Using Tableau, they created a series of dashboards for tracking and reporting learning activities. The first dashboard took in results from a district-wide survey that checked on each student and their family, with the purpose of detecting and remedying specific needs. Using reports from this dashboard, the district could take necessary action right away. If devices weren't working, the district could send out new ones. If a family lacked wi-fi access, they could get their own hot spot. If they had nutritional or medical needs, the El Paso ISD food services could be dispatched, and school nurses could conduct telehealth sessions. In cases where households couldn't be reached for the survey, truancy officers could investigate to make sure the students were healthy, safe, and able to continue to learn.
Next, it was important to make sure learning participation rates were as close to 100% as possible. Additional dashboards took in data from Schoology, the district's remote learning platform, and TEAMS, its student information system (SIS). Viewing data at the district and school levels, and then filtering it down to specific populations or individual students, made it easy to quickly identify students at risk and report each case to the relevant principal or teacher.

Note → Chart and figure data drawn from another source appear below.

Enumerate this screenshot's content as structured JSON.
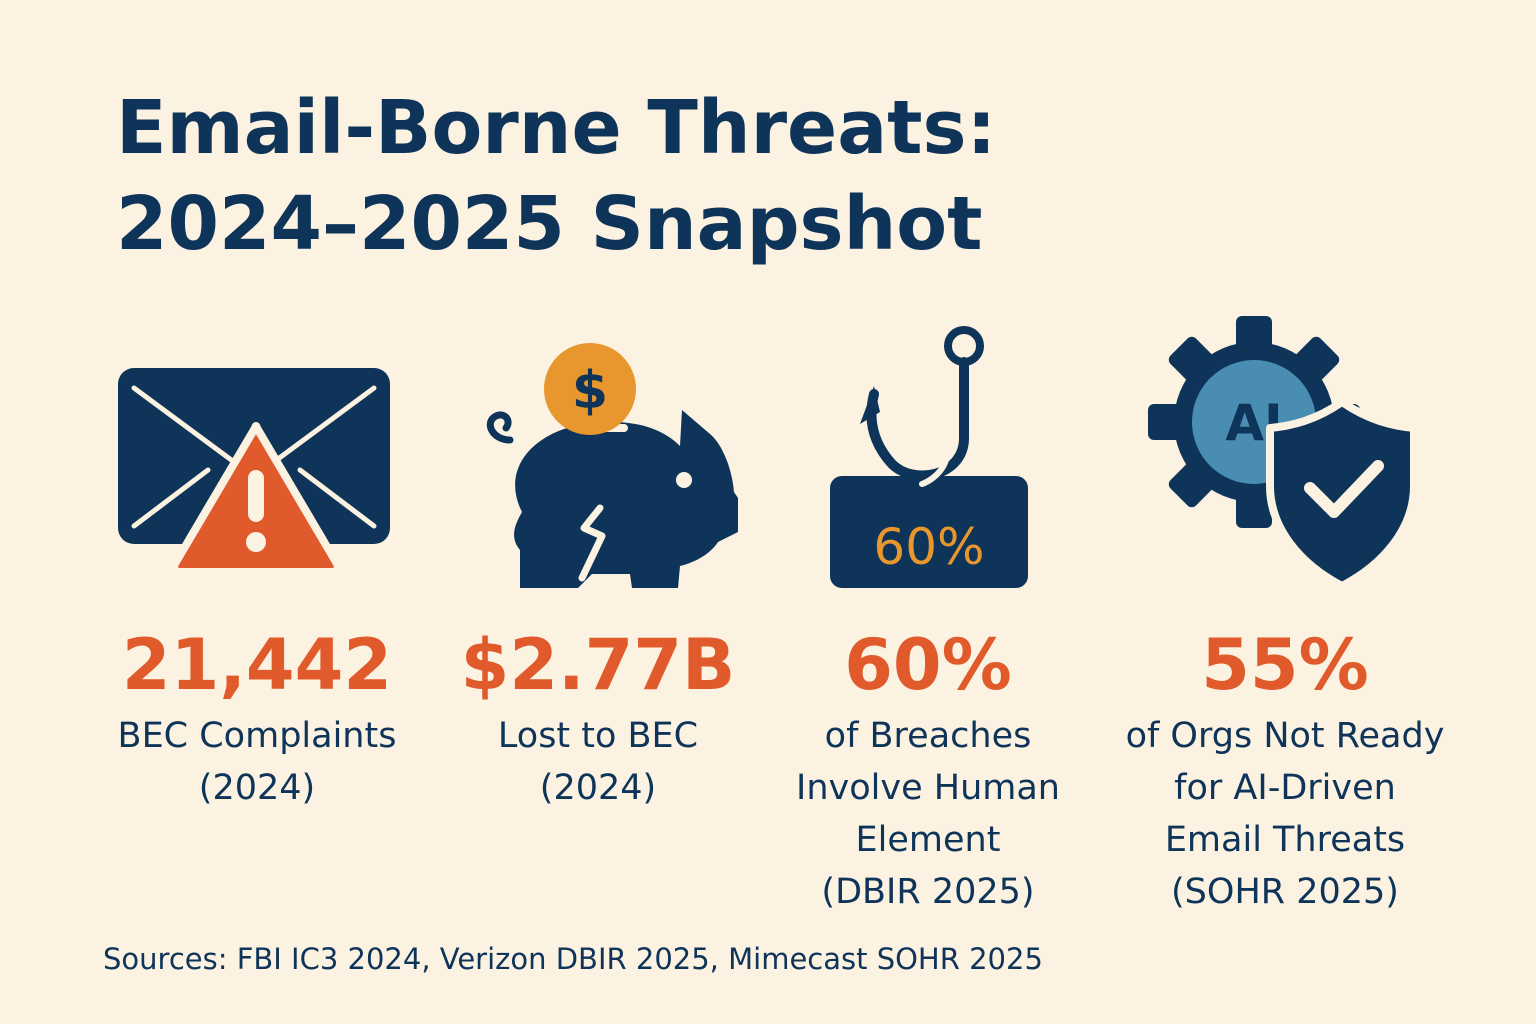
{
  "title": {
    "line1": "Email-Borne Threats:",
    "line2": "2024–2025 Snapshot"
  },
  "colors": {
    "background": "#fcf2e1",
    "navy": "#0e3459",
    "accent_orange": "#e05a2b",
    "gold": "#e8962e",
    "steel_blue": "#4a8db3"
  },
  "stats": [
    {
      "icon": "envelope-warning-icon",
      "value": "21,442",
      "label": [
        "BEC Complaints",
        "(2024)"
      ]
    },
    {
      "icon": "broken-piggy-bank-icon",
      "value": "$2.77B",
      "label": [
        "Lost to BEC",
        "(2024)"
      ]
    },
    {
      "icon": "phishing-hook-icon",
      "badge": "60%",
      "value": "60%",
      "label": [
        "of Breaches",
        "Involve Human",
        "Element",
        "(DBIR 2025)"
      ]
    },
    {
      "icon": "ai-gear-shield-icon",
      "badge": "AI",
      "value": "55%",
      "label": [
        "of Orgs Not Ready",
        "for AI-Driven",
        "Email Threats",
        "(SOHR 2025)"
      ]
    }
  ],
  "sources": "Sources: FBI IC3 2024, Verizon DBIR 2025, Mimecast SOHR 2025"
}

“Having the dashboards, and being able to quickly export customized reports, meant we could readily engage school administrators,” said Steve Clay, Executive Director of Analytics, Strategy, Assessment, and public education information management systems (PEIMS) for El Paso ISD. “As soon as we noticed problematic numbers, we could hand them a list of students and say: Here are the ones who aren't engaging—what's your plan, what haven't you tried yet, and how can we get you some help?”

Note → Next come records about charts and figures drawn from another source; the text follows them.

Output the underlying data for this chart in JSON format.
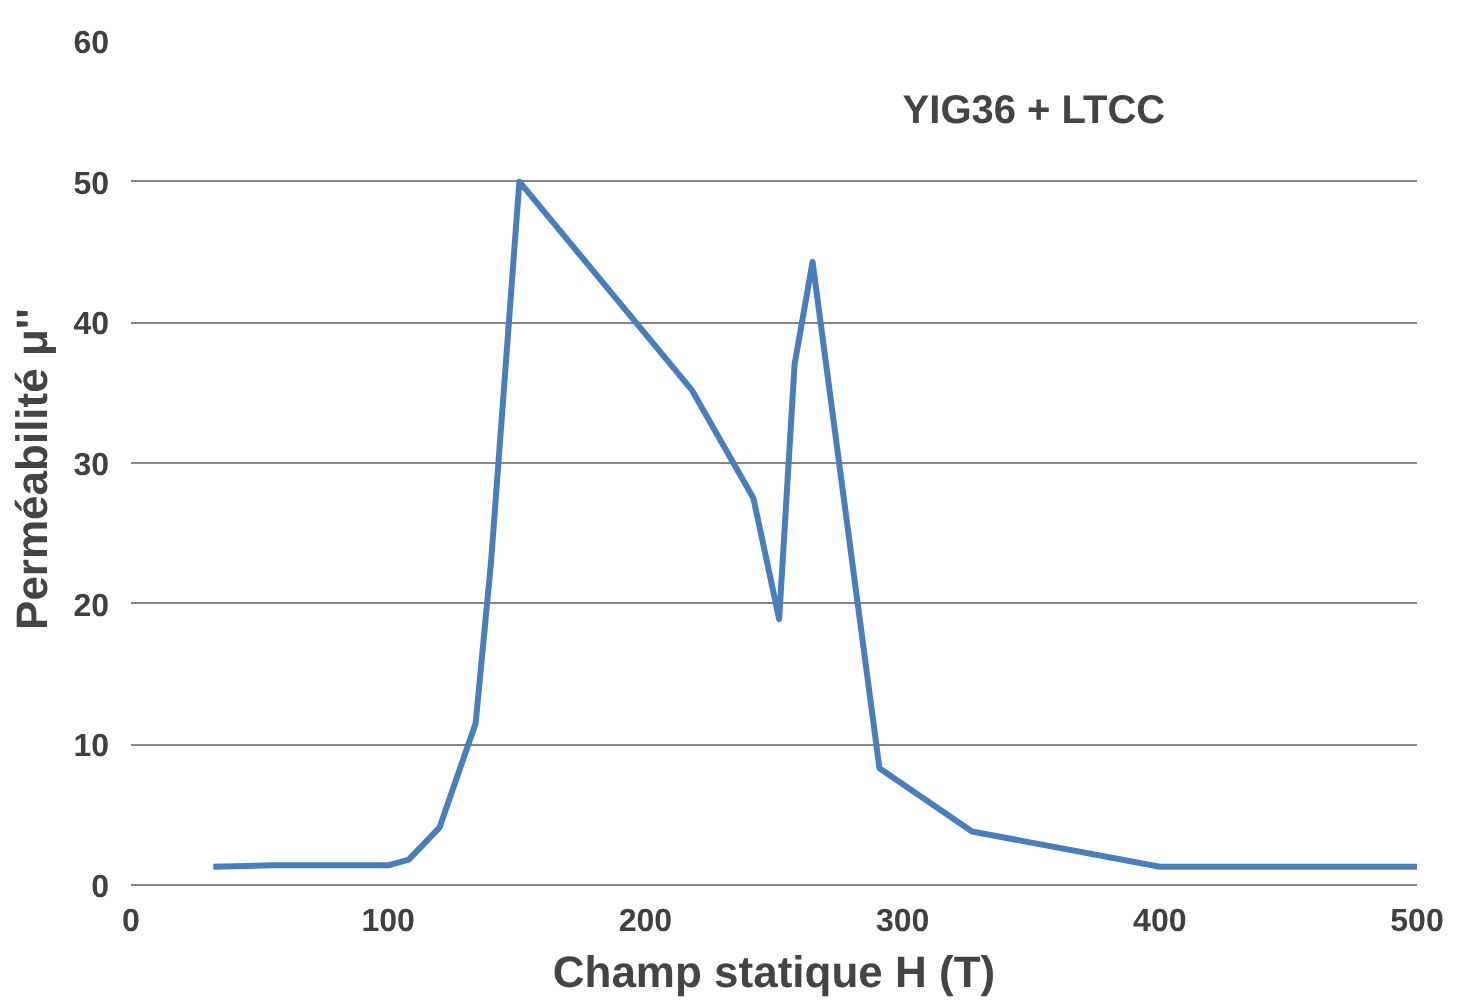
{
  "chart_data": {
    "type": "line",
    "title": "YIG36 + LTCC",
    "xlabel": "Champ statique H (T)",
    "ylabel": "Perméabilité  μ''",
    "x": [
      32,
      55,
      100,
      108,
      120,
      134,
      140,
      151,
      218,
      242,
      252,
      258,
      265,
      291,
      327,
      400,
      500
    ],
    "series": [
      {
        "color": "#4a7ebb",
        "values": [
          1.3,
          1.4,
          1.4,
          1.8,
          4.1,
          11.5,
          23,
          50,
          35.2,
          27.5,
          18.9,
          37,
          44.3,
          8.3,
          3.8,
          1.3,
          1.3
        ]
      }
    ],
    "xlim": [
      0,
      500
    ],
    "xticks": [
      0,
      100,
      200,
      300,
      400,
      500
    ],
    "ylim": [
      0,
      60
    ],
    "yticks": [
      0,
      10,
      20,
      30,
      40,
      50,
      60
    ],
    "grid": "y",
    "marker": "none",
    "line_style": "solid"
  }
}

This granular level of reporting became even more essential when the Texas Education Agency (TEA) stipulated in early May that all school districts must report student engagement metrics throughout the pandemic. Because of its work in Tableau, El Paso ISD already had the data to meet TEA guidelines and readily reported its progress on strengthening learning participation according to the agency's crisis codes: Engaged, Not Engaged, and Not Contactable.

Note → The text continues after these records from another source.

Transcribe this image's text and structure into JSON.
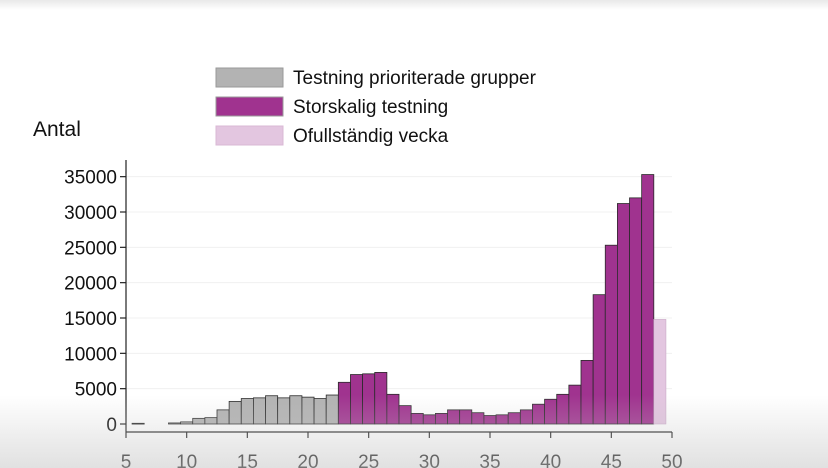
{
  "chart_data": {
    "type": "bar",
    "ylabel": "Antal",
    "xlabel": "",
    "xlim": [
      5,
      50
    ],
    "ylim": [
      0,
      37500
    ],
    "xticks": [
      5,
      10,
      15,
      20,
      25,
      30,
      35,
      40,
      45,
      50
    ],
    "yticks": [
      0,
      5000,
      10000,
      15000,
      20000,
      25000,
      30000,
      35000
    ],
    "legend_position": "top-center",
    "series": [
      {
        "name": "Testning prioriterade grupper",
        "color": "#b3b3b3",
        "x": [
          6,
          9,
          10,
          11,
          12,
          13,
          14,
          15,
          16,
          17,
          18,
          19,
          20,
          21,
          22
        ],
        "values": [
          100,
          150,
          300,
          800,
          900,
          2000,
          3200,
          3600,
          3700,
          4000,
          3700,
          4000,
          3800,
          3600,
          4100
        ]
      },
      {
        "name": "Storskalig testning",
        "color": "#a0338f",
        "x": [
          23,
          24,
          25,
          26,
          27,
          28,
          29,
          30,
          31,
          32,
          33,
          34,
          35,
          36,
          37,
          38,
          39,
          40,
          41,
          42,
          43,
          44,
          45,
          46,
          47,
          48
        ],
        "values": [
          5900,
          7000,
          7100,
          7300,
          4200,
          2600,
          1500,
          1300,
          1500,
          2000,
          2000,
          1600,
          1200,
          1300,
          1600,
          2000,
          2800,
          3500,
          4200,
          5500,
          9000,
          18300,
          25300,
          31200,
          32000,
          35300
        ]
      },
      {
        "name": "Ofullständig vecka",
        "color": "#e3c6e0",
        "x": [
          49
        ],
        "values": [
          14800
        ]
      }
    ]
  }
}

In addition, the district could show vast improvements on other metrics, such as invalid grade reporting due to the lag in training on new COVID-era, participation-based grading systems. At the start of their reporting, the district showed more than 20% of grades in TEAMS as being mismatched with the most recent guidelines, affecting more than half of all students. Using this data, administrators directly contacted and coached the teachers with impacted students, and within a few weeks they reduced the invalid grades to 1.9% impacting only 7.7% of all students, with the trend continuing to improve toward 100% valid.